Architects: Williams Boag architects Pty Ltd
Location: Melbourne, Australia
Project team: Andrew Croxon, Jeff Gabriel, Dion Keech, Tim Lang, Timothy Moore, Peter Williams
Project area: 5,580 sqm
Project year: 2007
Photographs: Tony Miller
The new Centre for Theology and Ministry and Dalton McCaughy Library (CTM/DML) for the Uniting Church in Australia in partnership with the Society of Jesus comprises a teaching facility, professorial and administrative offices, a small chapel and an important theological library. The new building is located on the eastern side of the Ormond College grounds in Parkville, immediately behind the Wyselaskie Hall, Maclean House.
The design of the new structure has has been carefully considered in relation to its heritage and urban context. In particular, the design preserves the historical nature and clarity of both Wyselaskie Hall and Maclean House immediately to the west while establishing in its own right an addition of significance to the complex of structures on the Ormond Grounds. Both the 1960s aesthetic (Romberg’s octagonal McFarland Library and Romberg and Boyd’s McCaughey Court) and the 1890s heritage context (Reed and Barnes and Reed, Henderson and Smart ) were influential in the siting, design and the detailing of this contemporary project crafted predominantly from concrete, copper, steel and glass.
The retention of a row of significant elm trees along Morrison Close resulted in a lineal planning arrangement with a narrow ‘frontage’ to College Crescent to the north and a strong presence to Morrison Close. A second entry with generous lobby is located along Morrison Close at the ‘step’ between the library and CTM teaching wings, further enlivened by the presence of a café. The new building comprises interlocking wings of two and three stories (plus a basement in the library).
Wyselaskie Hall has been integrated with the CTM via conversion of the two former residences previously housed within into additional student and tutorial spaces on the Ground Floor and administrative offices and meeting rooms on the First Floor. Intervention within the historic fabric has been minimized and the connections between old and new carefully considered. The Hall itself, once containing archival material belonging to the DML has been converted into a multi-purpose space opening off the new internal gallery and the material moved into the new library.

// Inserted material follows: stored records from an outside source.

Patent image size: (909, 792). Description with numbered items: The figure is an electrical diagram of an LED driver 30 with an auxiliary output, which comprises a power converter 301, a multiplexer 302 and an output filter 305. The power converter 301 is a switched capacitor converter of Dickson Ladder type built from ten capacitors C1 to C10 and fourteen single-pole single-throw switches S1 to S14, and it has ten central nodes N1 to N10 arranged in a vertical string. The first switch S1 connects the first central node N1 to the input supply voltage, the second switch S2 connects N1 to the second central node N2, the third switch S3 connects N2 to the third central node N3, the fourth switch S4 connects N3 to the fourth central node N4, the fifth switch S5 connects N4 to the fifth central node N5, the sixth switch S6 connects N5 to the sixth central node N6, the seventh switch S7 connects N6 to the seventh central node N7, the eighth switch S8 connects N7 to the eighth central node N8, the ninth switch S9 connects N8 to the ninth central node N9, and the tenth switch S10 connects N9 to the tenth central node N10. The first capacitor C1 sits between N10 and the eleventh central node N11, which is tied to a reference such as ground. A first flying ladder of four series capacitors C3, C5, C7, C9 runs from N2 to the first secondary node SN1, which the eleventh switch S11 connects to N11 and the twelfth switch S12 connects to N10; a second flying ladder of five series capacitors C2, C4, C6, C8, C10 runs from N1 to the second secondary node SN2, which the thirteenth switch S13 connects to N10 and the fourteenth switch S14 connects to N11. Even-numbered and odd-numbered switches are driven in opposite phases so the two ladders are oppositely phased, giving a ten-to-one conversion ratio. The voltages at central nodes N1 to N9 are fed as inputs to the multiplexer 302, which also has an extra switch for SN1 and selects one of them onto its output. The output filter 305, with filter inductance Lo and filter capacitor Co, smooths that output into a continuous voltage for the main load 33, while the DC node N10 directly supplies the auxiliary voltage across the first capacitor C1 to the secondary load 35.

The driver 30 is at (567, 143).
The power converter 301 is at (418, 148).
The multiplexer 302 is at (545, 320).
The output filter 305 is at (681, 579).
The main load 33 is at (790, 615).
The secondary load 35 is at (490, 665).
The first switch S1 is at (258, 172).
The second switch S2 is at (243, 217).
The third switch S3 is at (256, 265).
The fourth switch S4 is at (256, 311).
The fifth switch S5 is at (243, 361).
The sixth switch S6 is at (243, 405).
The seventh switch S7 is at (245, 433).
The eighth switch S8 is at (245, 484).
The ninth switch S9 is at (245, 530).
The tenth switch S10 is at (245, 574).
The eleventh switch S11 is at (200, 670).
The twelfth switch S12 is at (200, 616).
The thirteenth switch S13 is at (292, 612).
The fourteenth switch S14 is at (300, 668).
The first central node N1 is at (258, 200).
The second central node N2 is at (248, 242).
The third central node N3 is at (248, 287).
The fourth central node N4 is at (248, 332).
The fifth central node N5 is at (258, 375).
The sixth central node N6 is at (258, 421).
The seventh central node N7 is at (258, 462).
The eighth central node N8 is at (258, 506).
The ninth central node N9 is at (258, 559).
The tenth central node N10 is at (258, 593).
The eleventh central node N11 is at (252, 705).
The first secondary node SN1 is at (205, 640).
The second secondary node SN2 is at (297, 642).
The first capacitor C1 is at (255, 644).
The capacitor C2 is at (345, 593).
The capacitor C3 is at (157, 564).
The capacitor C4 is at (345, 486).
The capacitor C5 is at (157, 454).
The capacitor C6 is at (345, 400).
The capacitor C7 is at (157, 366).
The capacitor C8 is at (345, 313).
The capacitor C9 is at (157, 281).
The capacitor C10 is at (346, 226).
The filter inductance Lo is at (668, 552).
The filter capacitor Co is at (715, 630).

With little scope for utilizing passive solar design principles, mixed mode air-conditioning has been used throughout enabling ‘ventilation mode only’ during optimum periods. Tempered supply and return air is provided to the basement plant room via large plenum spaces around the basement subterranean earth batters. Double glazing and solar control glass has been used on the exposed eastern and western sides of the Library to minimize heat loads and protect the collection. The teaching areas and offices are provided with openable windows that are programmed to shut down the air-conditioning to prevent energy wastage. Motion detectors are provided to efficient lighting fixtures and storm water is collected and recycled for use in toilets and gardens.